Things you have done during your lifetime:
(x) Gone on a blind date - more than one
(x) Skipped school - not until I was 18 and able to provide my own notes for absences
() Watched someone die
(x) Been to Canada
() Been to Mexico
() Been to Florida
() Been to Hawaii
(x) Been on a plane - got to fly one once
() Been on a helicopter
(x) Been lost
(x) Gone to Washington, DC - grade 9 school trip
(x) Swam in the ocean - several actually :)
(X) Cried yourself to sleep
(X) Played cops and robbers
() Recently colored with crayons
(x) Sang Karaoke - on the night Laura met Andrew
(x) Paid for a meal with coins only
( ) Been to the top of the St. Louis Arch - I don't even know where or what that is!
(x) Done something you told yourself you wouldn't.
() Made prank phone calls
( ) Been down Bourbon Street in New Orleans
(x) Laughed until some kind of beverage came out of your nose & elsewhere
() Caught a snowflake on your tongue
(x) Danced in the rain
(x) Written a letter to Santa Claus
() Been kissed under the mistletoe
() Watched the sunrise with someone
(x) Blown bubbles
(x) Gone ice-skating
(x) Gone to the movies
( ) Been deep sea fishing
( ) Driven across the United States
( ) Been in a hot air balloon
( ) Been sky diving
( ) Gone snowmobiling
(x) Lived in more than one country
(x) Lay down outside at night and admired the stars while listening to the crickets - Dryden Ontario during Challenge '97 - best Northern lights ever!

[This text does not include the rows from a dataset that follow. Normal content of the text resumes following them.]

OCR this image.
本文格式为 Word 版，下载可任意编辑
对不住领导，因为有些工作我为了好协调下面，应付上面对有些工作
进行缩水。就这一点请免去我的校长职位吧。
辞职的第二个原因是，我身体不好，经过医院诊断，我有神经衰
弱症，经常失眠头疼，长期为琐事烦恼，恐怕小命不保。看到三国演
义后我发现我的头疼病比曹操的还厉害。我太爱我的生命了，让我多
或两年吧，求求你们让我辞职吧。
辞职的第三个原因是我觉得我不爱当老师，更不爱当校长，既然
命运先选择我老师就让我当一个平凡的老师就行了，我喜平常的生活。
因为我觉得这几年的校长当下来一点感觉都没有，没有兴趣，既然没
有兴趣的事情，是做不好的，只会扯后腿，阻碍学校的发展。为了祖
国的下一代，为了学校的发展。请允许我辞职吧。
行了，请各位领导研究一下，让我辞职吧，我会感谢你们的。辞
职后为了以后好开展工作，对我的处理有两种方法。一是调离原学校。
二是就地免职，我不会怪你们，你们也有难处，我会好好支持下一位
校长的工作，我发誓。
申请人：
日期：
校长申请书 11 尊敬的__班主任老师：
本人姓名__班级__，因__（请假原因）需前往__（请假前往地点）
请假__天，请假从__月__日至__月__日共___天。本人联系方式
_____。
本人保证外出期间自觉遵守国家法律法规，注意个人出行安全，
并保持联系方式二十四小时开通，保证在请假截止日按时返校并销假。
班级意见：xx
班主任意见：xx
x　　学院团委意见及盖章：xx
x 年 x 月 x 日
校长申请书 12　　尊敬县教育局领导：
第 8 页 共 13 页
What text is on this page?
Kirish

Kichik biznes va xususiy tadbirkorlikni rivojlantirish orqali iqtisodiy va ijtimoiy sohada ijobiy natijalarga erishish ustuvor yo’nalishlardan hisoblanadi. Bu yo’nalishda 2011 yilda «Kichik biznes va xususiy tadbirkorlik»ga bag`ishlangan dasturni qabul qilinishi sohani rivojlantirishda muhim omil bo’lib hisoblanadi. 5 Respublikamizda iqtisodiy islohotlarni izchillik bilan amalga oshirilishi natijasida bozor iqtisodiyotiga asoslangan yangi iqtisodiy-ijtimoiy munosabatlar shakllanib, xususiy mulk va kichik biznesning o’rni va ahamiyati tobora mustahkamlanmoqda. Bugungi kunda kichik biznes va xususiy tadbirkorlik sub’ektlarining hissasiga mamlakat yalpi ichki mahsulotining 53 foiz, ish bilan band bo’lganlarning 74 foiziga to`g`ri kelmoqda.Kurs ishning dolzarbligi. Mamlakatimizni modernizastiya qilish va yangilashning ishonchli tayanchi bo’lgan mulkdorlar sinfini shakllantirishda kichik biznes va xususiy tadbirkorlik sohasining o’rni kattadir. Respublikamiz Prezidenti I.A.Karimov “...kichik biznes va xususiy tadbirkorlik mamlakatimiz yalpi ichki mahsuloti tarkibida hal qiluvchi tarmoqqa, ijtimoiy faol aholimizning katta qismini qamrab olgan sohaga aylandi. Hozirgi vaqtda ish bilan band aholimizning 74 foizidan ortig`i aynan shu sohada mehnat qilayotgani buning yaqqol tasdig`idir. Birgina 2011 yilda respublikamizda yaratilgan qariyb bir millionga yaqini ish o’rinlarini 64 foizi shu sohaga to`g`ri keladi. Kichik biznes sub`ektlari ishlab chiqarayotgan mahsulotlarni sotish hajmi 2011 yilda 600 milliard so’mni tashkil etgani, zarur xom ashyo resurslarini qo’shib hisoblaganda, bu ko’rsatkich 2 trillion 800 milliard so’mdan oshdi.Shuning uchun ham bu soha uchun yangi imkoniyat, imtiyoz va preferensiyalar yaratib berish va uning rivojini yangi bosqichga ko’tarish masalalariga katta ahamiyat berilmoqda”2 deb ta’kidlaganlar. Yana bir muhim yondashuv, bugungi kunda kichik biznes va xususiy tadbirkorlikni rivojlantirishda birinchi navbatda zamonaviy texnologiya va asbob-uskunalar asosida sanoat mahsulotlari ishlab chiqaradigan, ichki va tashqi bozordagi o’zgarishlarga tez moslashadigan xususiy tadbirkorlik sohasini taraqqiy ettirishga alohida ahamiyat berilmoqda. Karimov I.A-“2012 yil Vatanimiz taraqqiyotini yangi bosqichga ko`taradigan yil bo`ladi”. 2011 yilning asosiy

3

() Seen a falling star and made a wish
( ) Enjoyed the beauty of Old Faithful Geyser
() Seen the Statue of Liberty
( ) Gone to the top of Seattle Space Needle
(x) Been on a cruise - Nile cruise
() Traveled by train
(x) Traveled by motorcycle - I have been a passenger once, AWESOME ride!
(x) Been horse back riding
( ) Ridden on a San Francisco CABLE CAR
() Been to Disneyworld
(X) Truly believe in the power of prayer
( ) Been in a rain forest
( ) Seen whales in the ocean
(x) Been to Niagara Falls
(X ) Ridden on an elephant - YUP, at the Ex, with Emma
( ) Swam with dolphins
() Been to the Olympics
( ) Walked on the Great Wall of China
( ) Saw and heard a glacier calf
( ) Been spinnaker flying
() Been water-skiing
() Been snow-skiing
( )Been to Westminster Abbey
() Been to the Louvre
(X) Swam in the Mediterranean
(x) Been to a Major League Baseball game
(x) Been to a National Football League game - as long as CFL counts
( ) Jumped in the ocean when it was 20 degrees - I don't know what 20 degrees translates to, but I think the cold that one Canada day (where Matt in his wetsuit was like" It's not that cold.") should count! Well except that was a lake, not an Ocean, but it was still very very cold!